Dyer's current contract - reputedly worth £60,000 a week - is due to expire at the end of next season. Souness is hopeful the club can negotiate a new deal with a man he believes can play a vital role as an attacking force in the years to come, and that would seal a remarkable turnaround for a player who looked to have ensured the end of his spell on Tyneside in August.

Souness said: "I have always been an admirer of Kieron - I think anyone who knows about football would admire him when he is playing well.

"People tell me he is playing the best football of his career in the last few months. I do not see him as a ball-winning midfield player, I see him as someone who we have to get in the last third of the pitch.

"He has played four games for me up front and scored three goals. He looks threatening when we get him into the last third, so long-term, I would see him more as a, without using the word striker, certainly someone who will play further up the field."

The baggage that comes along with Dyer is well-known, although Souness insists he has had no problems with him.

Souness said: "Apart from him peeing in the street and a visit to the police station, he has been spot-on for me."

The hope with which Dyer's prospective return is being anticipated is a reflection of the selection crisis which is rapidly transforming Newcastle's season from disappointing to disastrous, and Souness will once again be without the suspended Bowyer, as well as the injured Celestine Babayaro, Titus Bramble, Nicky Butt, Aaron Hughes and Jermaine Jenas.

They have lost their last five games, all of them away from home and including a Uefa Cup quarter-final and an FA Cup semi-final, on the trot, and desperately need to take maximum points from tonight and Crystal Palace at the weekend if they are not to slide further from 14th place.

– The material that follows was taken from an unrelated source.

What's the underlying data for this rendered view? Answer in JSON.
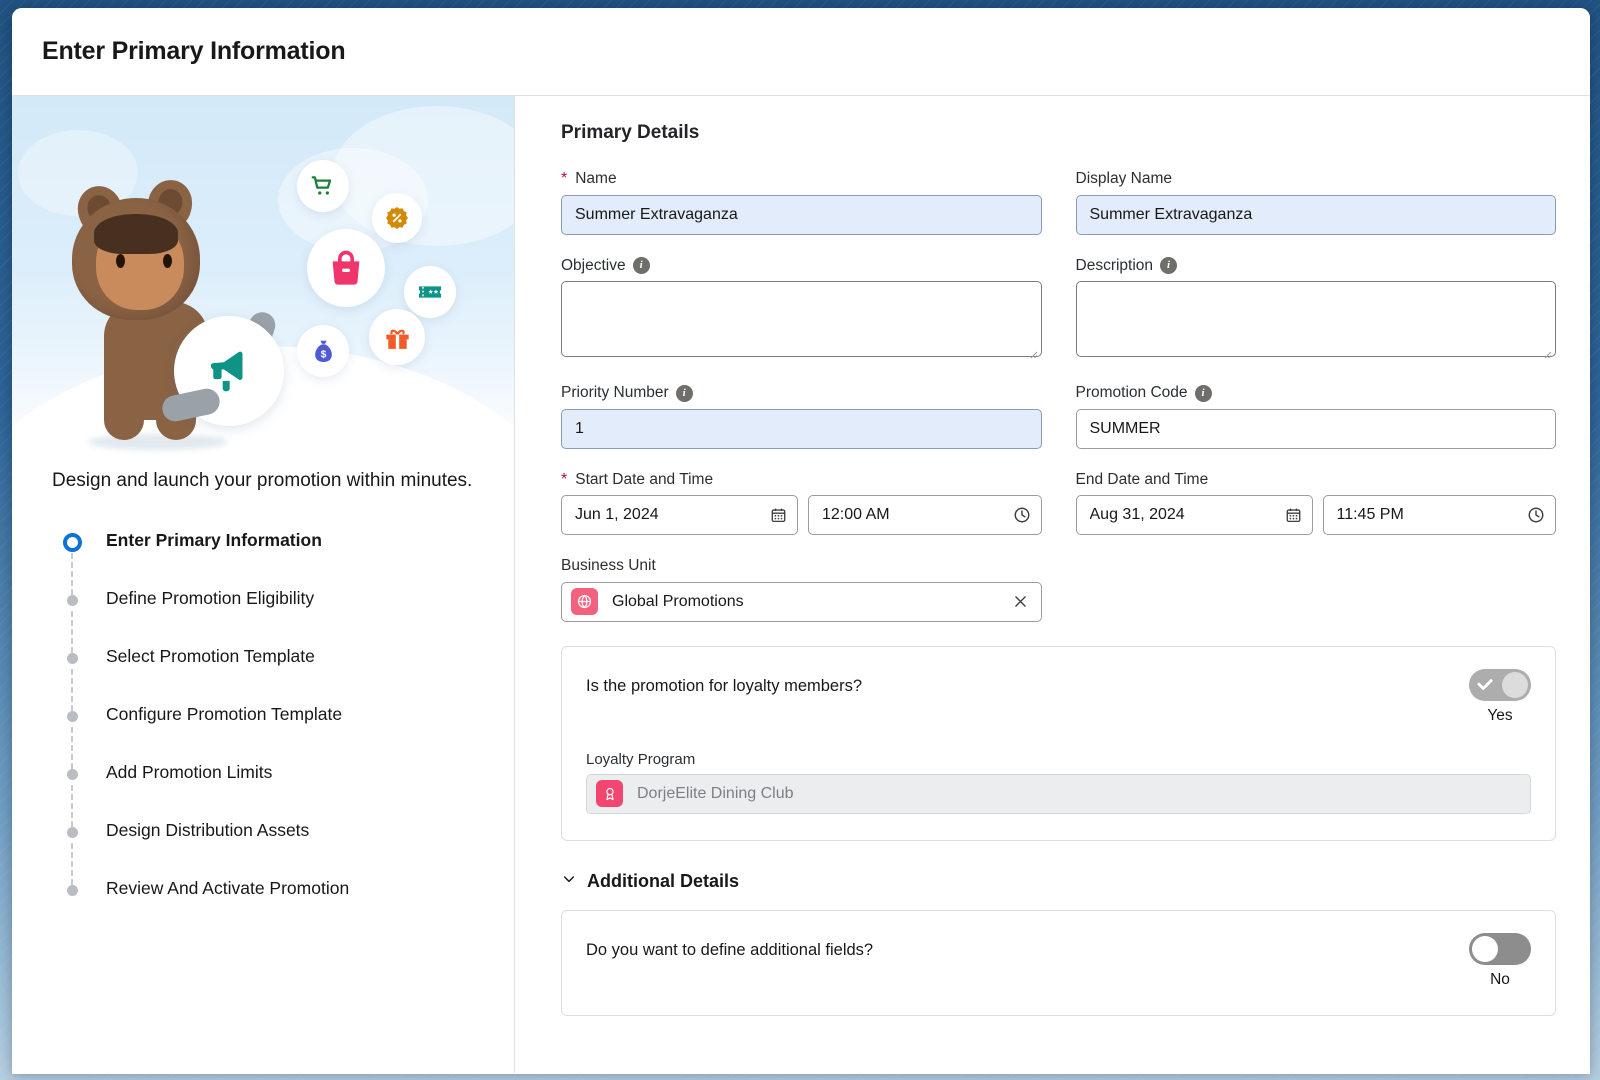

It has been a testing time for Souness, and he admits that he has learnt a lot from it. "I have learnt that it is quite unique here on Tyneside. I have had to endure - and I think it is endure - like the supporters have, it has been difficult at times.

"It has been a difficult season at times, things I have not had to put up with in previous jobs - but I was warned about that before I came here," Souness said. "I have managed big clubs in the past and this is a very big football club."

But asked what he had learnt about himself, he added: "Absolutely nothing. I know what I am made of."